CIMA fines company $260k for breaches of Anti-Money Laundering Regs

The Cayman Islands Monetary Authority (CIMA) issued a public notice recently that Lion Brokers Limited was fined CI$261,990.72 for failure to comply with the requirements of the Anti-Money Laundering Regulations (the “AMLRs”).

According to the notice, the breaches were discovered by CIMA during a routine an onsite inspection.

Now, the company faces fines for the following breaches:  

  • The application of Enhanced Customer Due Diligence measures
  • Failing to conduct adequate risk assessments
  • Failing to conduct and document all appropriate sanctions checks

The notice said that similar failings were also identified during a previous inspection.

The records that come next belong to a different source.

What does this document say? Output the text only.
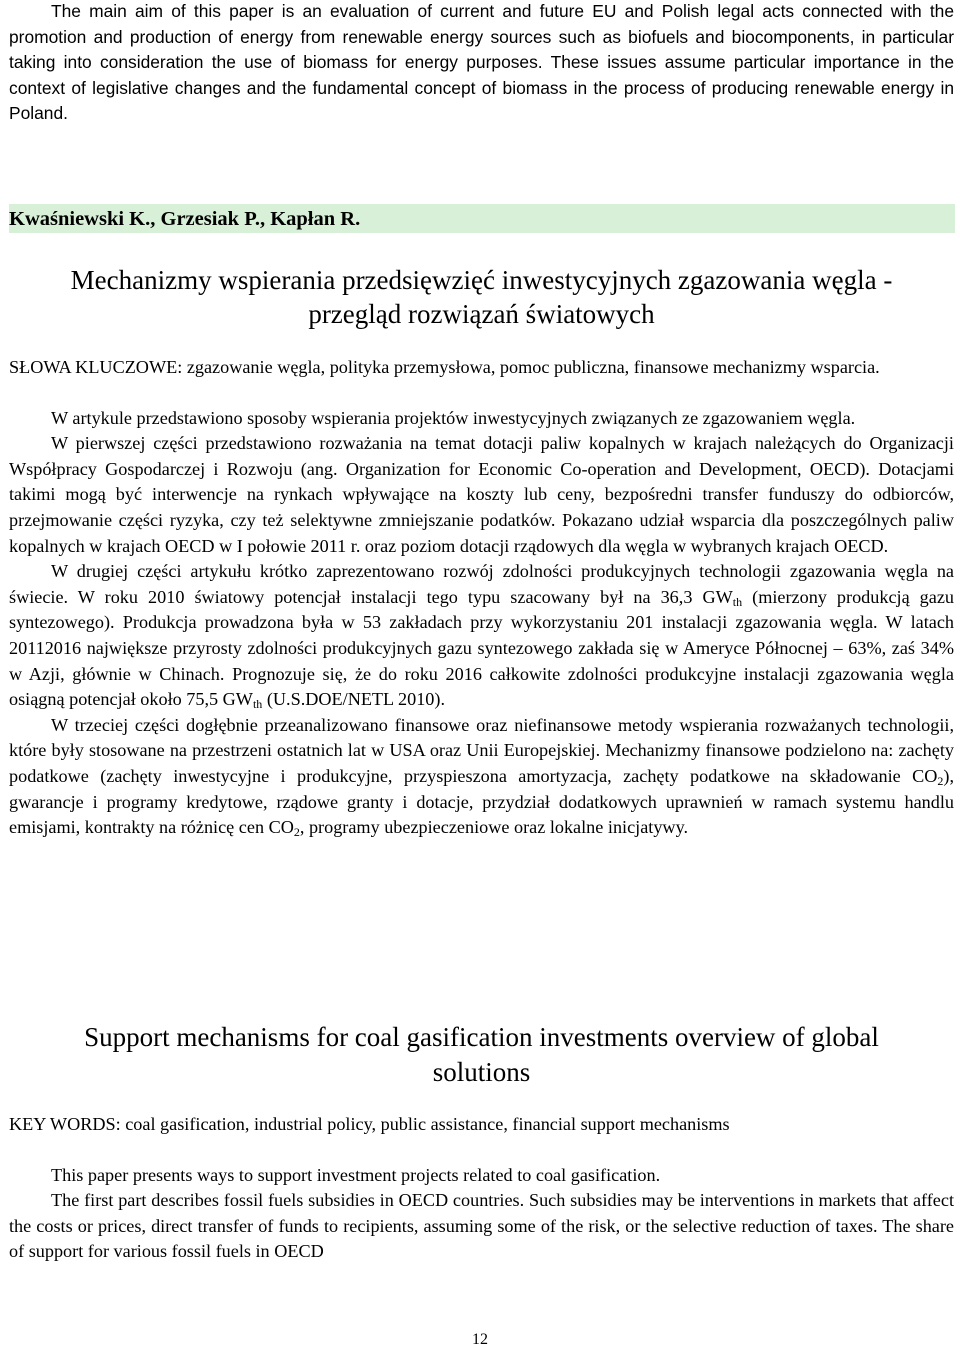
The main aim of this paper is an evaluation of current and future EU and Polish legal acts connected with the promotion and production of energy from renewable energy sources such as biofuels and biocomponents, in particular taking into consideration the use of biomass for energy purposes. These issues assume particular importance in the context of legislative changes and the fundamental concept of biomass in the process of producing renewable energy in Poland.

Kwaśniewski K., Grzesiak P., Kapłan R.
Mechanizmy wspierania przedsięwzięć inwestycyjnych zgazowania węgla -
przegląd rozwiązań światowych

SŁOWA KLUCZOWE: zgazowanie węgla, polityka przemysłowa, pomoc publiczna, finansowe mechanizmy wsparcia.

W artykule przedstawiono sposoby wspierania projektów inwestycyjnych związanych ze zgazowaniem węgla.

W pierwszej części przedstawiono rozważania na temat dotacji paliw kopalnych w krajach należących do Organizacji Współpracy Gospodarczej i Rozwoju (ang. Organization for Economic Co-operation and Development, OECD). Dotacjami takimi mogą być interwencje na rynkach wpływające na koszty lub ceny, bezpośredni transfer funduszy do odbiorców, przejmowanie części ryzyka, czy też selektywne zmniejszanie podatków. Pokazano udział wsparcia dla poszczególnych paliw kopalnych w krajach OECD w I połowie 2011 r. oraz poziom dotacji rządowych dla węgla w wybranych krajach OECD.

W drugiej części artykułu krótko zaprezentowano rozwój zdolności produkcyjnych technologii zgazowania węgla na świecie. W roku 2010 światowy potencjał instalacji tego typu szacowany był na 36,3 $GW_{th}$ (mierzony produkcją gazu syntezowego). Produkcja prowadzona była w 53 zakładach przy wykorzystaniu 201 instalacji zgazowania węgla. W latach 20112016 największe przyrosty zdolności produkcyjnych gazu syntezowego zakłada się w Ameryce Północnej – 63%, zaś 34% w Azji, głównie w Chinach. Prognozuje się, że do roku 2016 całkowite zdolności produkcyjne instalacji zgazowania węgla osiągną potencjał około 75,5 $GW_{th}$ (U.S.DOE/NETL 2010).

W trzeciej części dogłębnie przeanalizowano finansowe oraz niefinansowe metody wspierania rozważanych technologii, które były stosowane na przestrzeni ostatnich lat w USA oraz Unii Europejskiej. Mechanizmy finansowe podzielono na: zachęty podatkowe (zachęty inwestycyjne i produkcyjne, przyspieszona amortyzacja, zachęty podatkowe na składowanie $CO_2$), gwarancje i programy kredytowe, rządowe granty i dotacje, przydział dodatkowych uprawnień w ramach systemu handlu emisjami, kontrakty na różnicę cen $CO_2$, programy ubezpieczeniowe oraz lokalne inicjatywy.

Support mechanisms for coal gasification investments overview of global
solutions

KEY WORDS: coal gasification, industrial policy, public assistance, financial support mechanisms

This paper presents ways to support investment projects related to coal gasification.

The first part describes fossil fuels subsidies in OECD countries. Such subsidies may be interventions in markets that affect the costs or prices, direct transfer of funds to recipients, assuming some of the risk, or the selective reduction of taxes. The share of support for various fossil fuels in OECD

12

CIMA said that this case highlights the importance of licensees having in place effective anti-money laundering/countering the financing of terrorism/proliferation financing (“AML/CFT/PF”) policies and procedures which are appropriate, effective and fully implemented to ensure compliance with the jurisdiction’s AML/CFT/PF and regulatory frameworks, thus avoiding the risk of entities being used as a conduit for money laundering, terrorist financing and any other financial crime.

CIMA added that they are committed to enhancing the Cayman Islands’ AML/CFT/PF regime and through its on-site, off-site, and other monitoring processes it will continue to exercise vigilance in that regard.

CIMA emphasized that CIMA will continue to treat breaches of the jurisdiction’s AMLRs or regulatory acts with particular seriousness and take the appropriate enforcement or other actions where necessary.